Although its gastronomic offerings alone could have secured the restaurant its excellent reputation, Jenkins has quickly turned Monk’s into not only one of Purcellville’s most popular restaurants, but also one of the best places in Loudoun to see local musical talent.
Every Thursday, Friday, and Saturday night, you’ll find live music from a slew of genres on display at Monk’s. Genres like reggae, folk, and country-rock can be caught at the restaurant regularly, but Jenkins says that his favorite style of music to feature at Monk’s is bluegrass.
“There’s just a ton of talent to draw from locally,” Jenkins said.
Jenkins isn’t wrong.
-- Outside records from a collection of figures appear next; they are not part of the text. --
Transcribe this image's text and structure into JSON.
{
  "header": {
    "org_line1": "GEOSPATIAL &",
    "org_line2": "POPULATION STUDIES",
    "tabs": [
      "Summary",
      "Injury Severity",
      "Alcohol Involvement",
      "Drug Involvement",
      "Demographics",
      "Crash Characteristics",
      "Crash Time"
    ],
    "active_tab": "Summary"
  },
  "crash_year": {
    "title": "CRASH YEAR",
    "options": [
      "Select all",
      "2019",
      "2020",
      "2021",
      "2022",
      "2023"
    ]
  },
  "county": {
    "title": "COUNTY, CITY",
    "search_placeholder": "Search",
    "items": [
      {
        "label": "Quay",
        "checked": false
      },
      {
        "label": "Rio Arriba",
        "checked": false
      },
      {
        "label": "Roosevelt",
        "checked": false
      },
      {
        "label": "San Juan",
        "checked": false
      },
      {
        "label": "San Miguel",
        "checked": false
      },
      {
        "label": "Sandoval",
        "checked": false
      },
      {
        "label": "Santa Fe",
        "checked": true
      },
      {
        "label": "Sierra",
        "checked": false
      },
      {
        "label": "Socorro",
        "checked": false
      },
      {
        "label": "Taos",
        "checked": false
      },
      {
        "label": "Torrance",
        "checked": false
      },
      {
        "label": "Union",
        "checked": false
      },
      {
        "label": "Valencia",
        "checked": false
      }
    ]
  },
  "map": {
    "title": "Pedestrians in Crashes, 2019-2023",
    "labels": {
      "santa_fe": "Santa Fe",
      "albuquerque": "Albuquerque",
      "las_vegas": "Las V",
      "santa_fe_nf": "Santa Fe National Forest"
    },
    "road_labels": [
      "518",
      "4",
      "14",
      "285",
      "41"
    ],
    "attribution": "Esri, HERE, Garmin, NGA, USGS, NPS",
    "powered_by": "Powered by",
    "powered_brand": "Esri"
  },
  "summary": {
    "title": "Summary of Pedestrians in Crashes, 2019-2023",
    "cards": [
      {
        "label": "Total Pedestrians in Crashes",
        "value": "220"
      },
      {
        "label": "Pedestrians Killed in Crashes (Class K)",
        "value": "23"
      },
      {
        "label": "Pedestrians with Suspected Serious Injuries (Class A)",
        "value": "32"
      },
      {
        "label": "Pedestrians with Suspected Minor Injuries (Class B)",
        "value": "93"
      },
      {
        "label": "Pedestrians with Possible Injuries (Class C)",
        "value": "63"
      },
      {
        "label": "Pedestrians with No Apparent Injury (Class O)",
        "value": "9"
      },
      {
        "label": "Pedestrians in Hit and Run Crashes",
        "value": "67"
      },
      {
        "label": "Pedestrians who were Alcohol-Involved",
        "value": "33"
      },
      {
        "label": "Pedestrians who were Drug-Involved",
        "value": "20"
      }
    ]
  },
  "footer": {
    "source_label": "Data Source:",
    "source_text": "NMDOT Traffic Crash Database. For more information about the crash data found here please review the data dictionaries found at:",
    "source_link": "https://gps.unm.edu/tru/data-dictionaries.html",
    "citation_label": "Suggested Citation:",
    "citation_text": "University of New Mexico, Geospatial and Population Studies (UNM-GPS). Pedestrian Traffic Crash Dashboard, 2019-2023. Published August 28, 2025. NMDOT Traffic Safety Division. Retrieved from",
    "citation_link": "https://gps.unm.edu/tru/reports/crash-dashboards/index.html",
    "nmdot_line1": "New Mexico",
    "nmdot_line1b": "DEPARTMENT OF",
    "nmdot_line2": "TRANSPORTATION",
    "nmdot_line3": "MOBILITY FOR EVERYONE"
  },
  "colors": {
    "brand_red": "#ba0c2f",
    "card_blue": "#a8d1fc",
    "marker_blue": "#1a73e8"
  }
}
Swampcandy, the Plank Stompers, and local legends Jake and the Burtones are just a few of the region’s bluegrass bands that pass through Monk’s on a consistent basis.
Josh Cava, guitarist and vocalist of Jake and the Burtones, said that Monk’s is the band’s favorite local venue to perform.
“Brian is always super hospitable to the musicians and the crowd receives us super well. It’s always a party when we play in there,” Cava said. “Not to mention we love the food and the beer.”
Bluegrass couldn’t pair any better than among Monk’s barbecue offerings, locally crewed craft beer and vast bourbon menu. And it’s true what Cava said about the restaurant feeling closer to a party at times. It’s not uncommon to see restaurant-goers put down their meals, pick up a partner, and start dancing to the homegrown tunes.
Ted Garber, who performs at Monk’s every other Thursday night, praised the restaurant’s authenticity, the kindness of its owner, and remarks that being there feels “just like church, but with more drinking.”
Catching Ted Garber, the Burtones, or any of the other local talent at Monk’s on a packed Saturday night can indeed feel like a rapturous experience. It can also feel like Loudoun County at its best: rustic, merry, and cultured.